Speaking Tuesday evening at a moderated panel discussion with retired Orleans Parish Criminal District Court Judge Calvin Johnson, Soros offered to help finance research into ideas for alternative ways of financing the district court system. The offer came after Johnson commented on the courts’ dependence on bail and bond money.
“We operate the criminal system in order to fund it,” Johnson said. But Soros’ will only pay for part of the study, as long as the city pays the rest. “If I pay for all of it, they will not read it,” he reasoned.
Soros visited New Orleans Criminal District Courts to see the local justice system at work. He saw mostly African Americans being taken to jail for petty drug offenses. The Open Society Institute, of which he is chairman, has worked to reform drug policy over the past couple decades and he told The Lens that he sees change.

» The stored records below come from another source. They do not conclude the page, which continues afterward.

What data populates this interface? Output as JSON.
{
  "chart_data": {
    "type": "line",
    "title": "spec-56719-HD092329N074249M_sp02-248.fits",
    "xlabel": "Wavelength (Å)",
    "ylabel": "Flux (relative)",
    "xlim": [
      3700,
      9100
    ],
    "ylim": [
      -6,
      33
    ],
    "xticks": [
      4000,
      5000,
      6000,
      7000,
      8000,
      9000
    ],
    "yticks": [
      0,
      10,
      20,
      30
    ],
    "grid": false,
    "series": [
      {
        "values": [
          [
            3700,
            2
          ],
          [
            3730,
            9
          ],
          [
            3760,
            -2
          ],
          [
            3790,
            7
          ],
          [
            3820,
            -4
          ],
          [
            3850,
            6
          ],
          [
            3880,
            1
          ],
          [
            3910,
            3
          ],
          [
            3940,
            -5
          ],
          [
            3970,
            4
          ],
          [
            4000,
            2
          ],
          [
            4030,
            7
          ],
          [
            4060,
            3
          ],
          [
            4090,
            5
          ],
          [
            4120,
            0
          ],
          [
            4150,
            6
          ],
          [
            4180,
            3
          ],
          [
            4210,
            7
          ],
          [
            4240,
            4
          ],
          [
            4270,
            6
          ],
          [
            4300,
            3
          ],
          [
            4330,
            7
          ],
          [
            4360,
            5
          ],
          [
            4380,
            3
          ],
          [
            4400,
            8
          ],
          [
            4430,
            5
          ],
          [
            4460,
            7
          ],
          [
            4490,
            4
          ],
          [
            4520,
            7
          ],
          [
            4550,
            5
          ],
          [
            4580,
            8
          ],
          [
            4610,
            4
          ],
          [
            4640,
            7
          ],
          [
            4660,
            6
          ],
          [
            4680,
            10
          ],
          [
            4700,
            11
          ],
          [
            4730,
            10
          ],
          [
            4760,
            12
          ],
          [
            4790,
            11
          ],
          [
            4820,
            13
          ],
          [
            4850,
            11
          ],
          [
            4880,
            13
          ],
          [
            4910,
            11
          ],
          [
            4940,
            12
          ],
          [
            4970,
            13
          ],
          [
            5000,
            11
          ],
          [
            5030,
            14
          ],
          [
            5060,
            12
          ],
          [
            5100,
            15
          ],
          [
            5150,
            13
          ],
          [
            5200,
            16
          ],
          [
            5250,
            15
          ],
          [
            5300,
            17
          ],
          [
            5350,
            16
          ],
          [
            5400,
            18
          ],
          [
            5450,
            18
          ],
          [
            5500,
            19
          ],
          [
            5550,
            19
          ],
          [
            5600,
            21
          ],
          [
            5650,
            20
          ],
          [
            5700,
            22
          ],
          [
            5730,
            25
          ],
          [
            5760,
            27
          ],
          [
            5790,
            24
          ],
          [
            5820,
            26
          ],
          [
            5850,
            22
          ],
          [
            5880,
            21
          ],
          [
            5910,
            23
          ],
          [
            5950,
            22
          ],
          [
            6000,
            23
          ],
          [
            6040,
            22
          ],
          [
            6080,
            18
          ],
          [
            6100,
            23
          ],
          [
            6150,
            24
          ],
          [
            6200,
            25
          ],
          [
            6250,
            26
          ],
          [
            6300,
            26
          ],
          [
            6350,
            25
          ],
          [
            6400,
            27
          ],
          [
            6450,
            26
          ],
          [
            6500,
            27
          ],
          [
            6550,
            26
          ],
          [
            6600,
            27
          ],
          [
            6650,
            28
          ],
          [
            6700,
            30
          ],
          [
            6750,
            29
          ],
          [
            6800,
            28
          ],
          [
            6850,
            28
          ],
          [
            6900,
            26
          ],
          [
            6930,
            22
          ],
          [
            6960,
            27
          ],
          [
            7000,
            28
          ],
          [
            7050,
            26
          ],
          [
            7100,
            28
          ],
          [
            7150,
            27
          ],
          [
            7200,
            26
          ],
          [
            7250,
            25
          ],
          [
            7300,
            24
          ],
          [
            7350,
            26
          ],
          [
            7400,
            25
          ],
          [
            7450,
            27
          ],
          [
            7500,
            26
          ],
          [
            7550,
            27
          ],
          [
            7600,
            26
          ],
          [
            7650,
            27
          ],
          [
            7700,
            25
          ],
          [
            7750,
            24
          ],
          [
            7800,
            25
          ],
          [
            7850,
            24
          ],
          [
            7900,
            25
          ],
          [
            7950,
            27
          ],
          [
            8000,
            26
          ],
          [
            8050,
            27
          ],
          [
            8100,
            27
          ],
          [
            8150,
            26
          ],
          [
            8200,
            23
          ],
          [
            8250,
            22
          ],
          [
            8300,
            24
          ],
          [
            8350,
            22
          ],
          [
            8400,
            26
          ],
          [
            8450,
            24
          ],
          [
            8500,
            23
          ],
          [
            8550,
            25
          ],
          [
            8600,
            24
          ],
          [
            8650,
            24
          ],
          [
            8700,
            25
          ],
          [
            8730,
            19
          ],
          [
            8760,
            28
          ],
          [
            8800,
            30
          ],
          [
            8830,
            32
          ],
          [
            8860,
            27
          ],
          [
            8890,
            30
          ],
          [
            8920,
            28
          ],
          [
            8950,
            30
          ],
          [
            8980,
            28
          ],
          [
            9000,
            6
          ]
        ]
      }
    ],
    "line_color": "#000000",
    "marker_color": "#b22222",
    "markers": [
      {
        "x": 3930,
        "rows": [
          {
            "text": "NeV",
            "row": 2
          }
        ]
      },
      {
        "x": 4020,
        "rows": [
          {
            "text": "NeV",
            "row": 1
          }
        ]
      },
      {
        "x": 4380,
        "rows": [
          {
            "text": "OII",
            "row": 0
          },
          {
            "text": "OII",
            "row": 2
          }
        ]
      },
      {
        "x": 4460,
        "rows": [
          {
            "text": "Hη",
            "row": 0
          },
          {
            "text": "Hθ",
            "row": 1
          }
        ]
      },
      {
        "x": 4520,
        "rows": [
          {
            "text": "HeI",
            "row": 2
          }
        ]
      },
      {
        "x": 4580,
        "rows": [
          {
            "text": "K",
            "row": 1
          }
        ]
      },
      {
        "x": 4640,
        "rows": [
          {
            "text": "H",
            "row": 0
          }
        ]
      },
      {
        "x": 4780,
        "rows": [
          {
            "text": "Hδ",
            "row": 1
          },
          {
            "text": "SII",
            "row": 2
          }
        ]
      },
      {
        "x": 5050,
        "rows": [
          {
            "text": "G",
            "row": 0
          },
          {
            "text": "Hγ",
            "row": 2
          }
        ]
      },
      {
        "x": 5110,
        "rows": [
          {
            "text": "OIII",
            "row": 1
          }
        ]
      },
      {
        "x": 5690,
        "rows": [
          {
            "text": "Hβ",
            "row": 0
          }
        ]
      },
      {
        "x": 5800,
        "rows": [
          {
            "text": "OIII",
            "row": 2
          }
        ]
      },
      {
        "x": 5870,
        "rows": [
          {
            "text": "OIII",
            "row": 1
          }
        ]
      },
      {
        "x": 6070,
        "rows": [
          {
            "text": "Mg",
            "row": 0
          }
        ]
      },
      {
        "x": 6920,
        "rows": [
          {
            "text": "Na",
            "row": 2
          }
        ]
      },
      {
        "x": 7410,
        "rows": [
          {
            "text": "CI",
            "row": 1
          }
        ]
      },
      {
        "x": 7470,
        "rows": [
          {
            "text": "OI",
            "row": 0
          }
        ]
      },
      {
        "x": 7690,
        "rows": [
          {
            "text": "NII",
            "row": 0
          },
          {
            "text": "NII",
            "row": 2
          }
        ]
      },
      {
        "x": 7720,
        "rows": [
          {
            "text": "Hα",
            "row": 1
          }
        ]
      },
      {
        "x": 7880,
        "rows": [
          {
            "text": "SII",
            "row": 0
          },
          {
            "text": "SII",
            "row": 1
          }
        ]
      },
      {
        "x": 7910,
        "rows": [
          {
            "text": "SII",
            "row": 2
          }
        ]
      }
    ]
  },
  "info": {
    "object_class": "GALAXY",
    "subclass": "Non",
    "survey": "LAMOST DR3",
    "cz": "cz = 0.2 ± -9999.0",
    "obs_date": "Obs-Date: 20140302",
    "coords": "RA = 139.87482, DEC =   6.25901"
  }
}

“I think the public is gradually waking up to” the problem of spending vast sums of public money on incarceration.
Soros says he was told that the New Orleans incarceration rate was four or five times the national incarceration rate. Though it’s closer to twice the national rate, he is correct in pointing out that the New Orleans rate is the highest of any city in the country.
Soros and other members of the Open Society Insitute are in New Orleans for a meeting of its grant-making board, and to review his investments in the city. The Lens is financed in part by a grant from the institute.